I have thought a while, if I can ask that here, but as it just is a technical 
question, I hope you understand that I am just interested to understand 
something and not to make another feature request. So with respect to your time:

As an example, we have smtpd_proxy_filter. From my understanding that receives 
a mail and hands it over to a real time content filter that should be designed 
to return the mail afterwards back into postfix. I guess that is, because of 
cleanup, trivial-rewrite and qmgr and stuff.

As more and more system are not the final destination in terms of moving a 
received mail directly into a Maildir folder or calling procmail/maildrop, they 
use LMTP to connect to Cyrus or Dovecot (simplified spoken). So the mail is 
received and cleanup/trivial-rewrite, qmgr are doing their jobs. After that 
LMTP is called and Postfix tries to "relay" it over to i.e. Dovecot, which 
might have sieve active or quota. In both cases it could be a problem, if 
Dovecot rejects the mail (not temp failures).

I hope my understanding was right so far.
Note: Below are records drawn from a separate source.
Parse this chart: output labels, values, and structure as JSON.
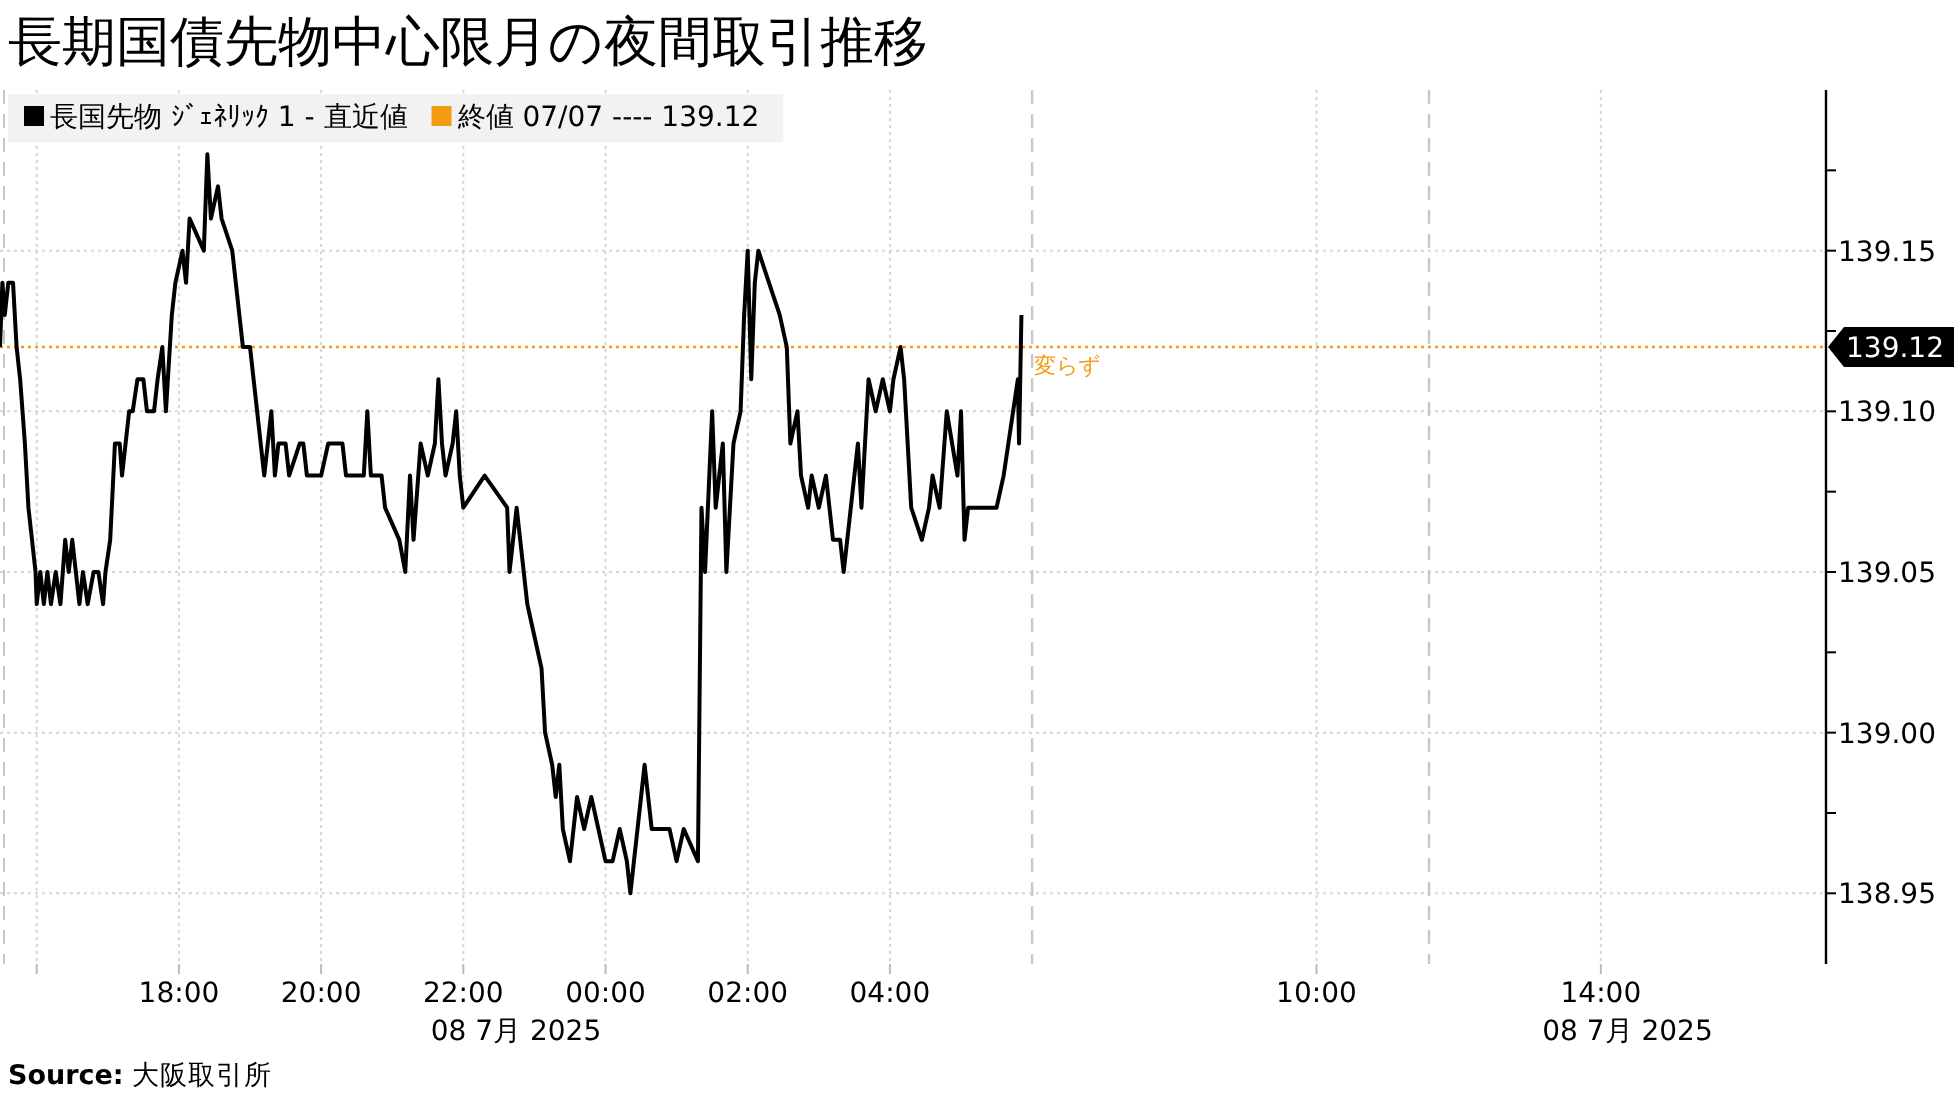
{
  "chart_data": {
    "type": "line",
    "title": "長期国債先物中心限月の夜間取引推移",
    "xlim": [
      "2025-07-07T15:29",
      "2025-07-08T17:10"
    ],
    "ylim": [
      138.928,
      139.2
    ],
    "xticks": [
      {
        "value": "2025-07-07T16:00",
        "label": null
      },
      {
        "value": "2025-07-07T18:00",
        "label": "18:00"
      },
      {
        "value": "2025-07-07T20:00",
        "label": "20:00"
      },
      {
        "value": "2025-07-07T22:00",
        "label": "22:00"
      },
      {
        "value": "2025-07-08T00:00",
        "label": "00:00"
      },
      {
        "value": "2025-07-08T02:00",
        "label": "02:00"
      },
      {
        "value": "2025-07-08T04:00",
        "label": "04:00"
      },
      {
        "value": "2025-07-08T10:00",
        "label": "10:00"
      },
      {
        "value": "2025-07-08T14:00",
        "label": "14:00"
      }
    ],
    "yticks": [
      138.95,
      {
        "value": 138.975,
        "label": null
      },
      {
        "value": 139.0,
        "label": "139.00"
      },
      {
        "value": 139.025,
        "label": null
      },
      139.05,
      {
        "value": 139.075,
        "label": null
      },
      {
        "value": 139.1,
        "label": "139.10"
      },
      {
        "value": 139.12,
        "label": "139.12"
      },
      {
        "value": 139.125,
        "label": null
      },
      139.15,
      {
        "value": 139.175,
        "label": null
      }
    ],
    "grid": true,
    "legend": "top left",
    "series": [
      {
        "name": "長国先物 ｼﾞｪﾈﾘｯｸ 1 - 直近値",
        "color": "#000000",
        "x": [
          "2025-07-07T15:29",
          "2025-07-07T15:31",
          "2025-07-07T15:33",
          "2025-07-07T15:36",
          "2025-07-07T15:40",
          "2025-07-07T15:43",
          "2025-07-07T15:46",
          "2025-07-07T15:48",
          "2025-07-07T15:50",
          "2025-07-07T15:53",
          "2025-07-07T15:56",
          "2025-07-07T15:59",
          "2025-07-07T16:00",
          "2025-07-07T16:03",
          "2025-07-07T16:06",
          "2025-07-07T16:09",
          "2025-07-07T16:12",
          "2025-07-07T16:16",
          "2025-07-07T16:20",
          "2025-07-07T16:24",
          "2025-07-07T16:27",
          "2025-07-07T16:30",
          "2025-07-07T16:33",
          "2025-07-07T16:36",
          "2025-07-07T16:39",
          "2025-07-07T16:43",
          "2025-07-07T16:48",
          "2025-07-07T16:52",
          "2025-07-07T16:56",
          "2025-07-07T16:58",
          "2025-07-07T17:02",
          "2025-07-07T17:06",
          "2025-07-07T17:10",
          "2025-07-07T17:12",
          "2025-07-07T17:18",
          "2025-07-07T17:21",
          "2025-07-07T17:25",
          "2025-07-07T17:30",
          "2025-07-07T17:33",
          "2025-07-07T17:39",
          "2025-07-07T17:42",
          "2025-07-07T17:46",
          "2025-07-07T17:49",
          "2025-07-07T17:54",
          "2025-07-07T17:57",
          "2025-07-07T18:03",
          "2025-07-07T18:06",
          "2025-07-07T18:09",
          "2025-07-07T18:21",
          "2025-07-07T18:24",
          "2025-07-07T18:27",
          "2025-07-07T18:33",
          "2025-07-07T18:36",
          "2025-07-07T18:45",
          "2025-07-07T18:51",
          "2025-07-07T18:54",
          "2025-07-07T19:00",
          "2025-07-07T19:03",
          "2025-07-07T19:06",
          "2025-07-07T19:09",
          "2025-07-07T19:12",
          "2025-07-07T19:15",
          "2025-07-07T19:18",
          "2025-07-07T19:21",
          "2025-07-07T19:24",
          "2025-07-07T19:30",
          "2025-07-07T19:33",
          "2025-07-07T19:42",
          "2025-07-07T19:45",
          "2025-07-07T19:48",
          "2025-07-07T20:00",
          "2025-07-07T20:06",
          "2025-07-07T20:18",
          "2025-07-07T20:21",
          "2025-07-07T20:36",
          "2025-07-07T20:39",
          "2025-07-07T20:42",
          "2025-07-07T20:51",
          "2025-07-07T20:54",
          "2025-07-07T21:06",
          "2025-07-07T21:11",
          "2025-07-07T21:15",
          "2025-07-07T21:18",
          "2025-07-07T21:24",
          "2025-07-07T21:30",
          "2025-07-07T21:36",
          "2025-07-07T21:39",
          "2025-07-07T21:42",
          "2025-07-07T21:45",
          "2025-07-07T21:51",
          "2025-07-07T21:54",
          "2025-07-07T21:57",
          "2025-07-07T22:00",
          "2025-07-07T22:18",
          "2025-07-07T22:37",
          "2025-07-07T22:39",
          "2025-07-07T22:42",
          "2025-07-07T22:45",
          "2025-07-07T22:48",
          "2025-07-07T22:51",
          "2025-07-07T22:54",
          "2025-07-07T23:00",
          "2025-07-07T23:06",
          "2025-07-07T23:09",
          "2025-07-07T23:15",
          "2025-07-07T23:18",
          "2025-07-07T23:21",
          "2025-07-07T23:24",
          "2025-07-07T23:30",
          "2025-07-07T23:33",
          "2025-07-07T23:36",
          "2025-07-07T23:42",
          "2025-07-07T23:48",
          "2025-07-07T23:54",
          "2025-07-08T00:00",
          "2025-07-08T00:06",
          "2025-07-08T00:12",
          "2025-07-08T00:18",
          "2025-07-08T00:21",
          "2025-07-08T00:24",
          "2025-07-08T00:30",
          "2025-07-08T00:33",
          "2025-07-08T00:39",
          "2025-07-08T00:54",
          "2025-07-08T01:00",
          "2025-07-08T01:06",
          "2025-07-08T01:18",
          "2025-07-08T01:21",
          "2025-07-08T01:24",
          "2025-07-08T01:30",
          "2025-07-08T01:33",
          "2025-07-08T01:39",
          "2025-07-08T01:42",
          "2025-07-08T01:48",
          "2025-07-08T01:54",
          "2025-07-08T01:57",
          "2025-07-08T02:00",
          "2025-07-08T02:03",
          "2025-07-08T02:06",
          "2025-07-08T02:09",
          "2025-07-08T02:18",
          "2025-07-08T02:27",
          "2025-07-08T02:33",
          "2025-07-08T02:36",
          "2025-07-08T02:42",
          "2025-07-08T02:45",
          "2025-07-08T02:51",
          "2025-07-08T02:54",
          "2025-07-08T03:00",
          "2025-07-08T03:06",
          "2025-07-08T03:12",
          "2025-07-08T03:18",
          "2025-07-08T03:21",
          "2025-07-08T03:27",
          "2025-07-08T03:33",
          "2025-07-08T03:36",
          "2025-07-08T03:42",
          "2025-07-08T03:48",
          "2025-07-08T03:54",
          "2025-07-08T04:00",
          "2025-07-08T04:03",
          "2025-07-08T04:09",
          "2025-07-08T04:12",
          "2025-07-08T04:18",
          "2025-07-08T04:27",
          "2025-07-08T04:33",
          "2025-07-08T04:36",
          "2025-07-08T04:42",
          "2025-07-08T04:48",
          "2025-07-08T04:57",
          "2025-07-08T05:00",
          "2025-07-08T05:03",
          "2025-07-08T05:06",
          "2025-07-08T05:30",
          "2025-07-08T05:36",
          "2025-07-08T05:48",
          "2025-07-08T05:49",
          "2025-07-08T05:51"
        ],
        "values": [
          139.12,
          139.14,
          139.13,
          139.14,
          139.14,
          139.12,
          139.11,
          139.1,
          139.09,
          139.07,
          139.06,
          139.05,
          139.04,
          139.05,
          139.04,
          139.05,
          139.04,
          139.05,
          139.04,
          139.06,
          139.05,
          139.06,
          139.05,
          139.04,
          139.05,
          139.04,
          139.05,
          139.05,
          139.04,
          139.05,
          139.06,
          139.09,
          139.09,
          139.08,
          139.1,
          139.1,
          139.11,
          139.11,
          139.1,
          139.1,
          139.11,
          139.12,
          139.1,
          139.13,
          139.14,
          139.15,
          139.14,
          139.16,
          139.15,
          139.18,
          139.16,
          139.17,
          139.16,
          139.15,
          139.13,
          139.12,
          139.12,
          139.11,
          139.1,
          139.09,
          139.08,
          139.09,
          139.1,
          139.08,
          139.09,
          139.09,
          139.08,
          139.09,
          139.09,
          139.08,
          139.08,
          139.09,
          139.09,
          139.08,
          139.08,
          139.1,
          139.08,
          139.08,
          139.07,
          139.06,
          139.05,
          139.08,
          139.06,
          139.09,
          139.08,
          139.09,
          139.11,
          139.09,
          139.08,
          139.09,
          139.1,
          139.08,
          139.07,
          139.08,
          139.07,
          139.05,
          139.06,
          139.07,
          139.06,
          139.05,
          139.04,
          139.03,
          139.02,
          139.0,
          138.99,
          138.98,
          138.99,
          138.97,
          138.96,
          138.97,
          138.98,
          138.97,
          138.98,
          138.97,
          138.96,
          138.96,
          138.97,
          138.96,
          138.95,
          138.96,
          138.98,
          138.99,
          138.97,
          138.97,
          138.96,
          138.97,
          138.96,
          139.07,
          139.05,
          139.1,
          139.07,
          139.09,
          139.05,
          139.09,
          139.1,
          139.13,
          139.15,
          139.11,
          139.14,
          139.15,
          139.14,
          139.13,
          139.12,
          139.09,
          139.1,
          139.08,
          139.07,
          139.08,
          139.07,
          139.08,
          139.06,
          139.06,
          139.05,
          139.07,
          139.09,
          139.07,
          139.11,
          139.1,
          139.11,
          139.1,
          139.11,
          139.12,
          139.11,
          139.07,
          139.06,
          139.07,
          139.08,
          139.07,
          139.1,
          139.08,
          139.1,
          139.06,
          139.07,
          139.07,
          139.08,
          139.11,
          139.09,
          139.13
        ]
      }
    ],
    "ref_lines": [
      {
        "axis": "y",
        "value": 139.12,
        "label": "終値 07/07 ---- 139.12",
        "color": "#f39c12",
        "line_style": "dotted"
      },
      {
        "axis": "x",
        "value": "2025-07-08T06:00",
        "color": "#c8c8c8",
        "line_style": "dashed"
      },
      {
        "axis": "x",
        "value": "2025-07-08T11:35",
        "color": "#c8c8c8",
        "line_style": "dashed"
      }
    ],
    "annotations": [
      {
        "text": "変らず",
        "x": "2025-07-08T06:00",
        "y": 139.12
      },
      "08 7月 2025",
      "08 7月 2025",
      "**Source:** 大阪取引所"
    ]
  }
}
Would it technically possible to have a smtpd_to_lmtp_proxy option (or however 
it could be called), that would receive on smtpd and open a connection to its 
LMTP server, doing cleanup and Co. in memory and wait for the result of the 
LMTP server? If the LMTP process gets 250 OK, postfix would give that back to 
the client. Else closing the session with error status code received from the 
LMTP server.

RFC2033:

…
3.  Introduction and Overview
…
   This queuing requirement is beneficial in the situation for which
   SMTP was originally designed: store-and-forward relay of mail between
   networked hosts.  In some limited situations, it is desirable to have
   a server which does not manage a queue, instead relying on the client
   to perform queue management.  As an example, consider a hypothetical
   host with a mail system designed as follows:
… 

Positive aspects:

- sieve reject being no problem
- over quota bounce
- speed

If I understood LMTP correctly, we would have a problem with recipients that 
produce a failure. How would the SMTP session behave? I don't know, how Postfix 
is doing this at the moment.

Furthermore using some kind of smtpd_to_lmtp_proxy would mean not to use qmgr, 
as we would not queue the mail on persistent storage. Is that right?

I am far away from being an postfix expert, so this is just trivial thinking 
about something that might be extremely complex to accomplish. And I am always 
willing to learn and to understand :)

Thanks for reading. And thanks in advance for an answer.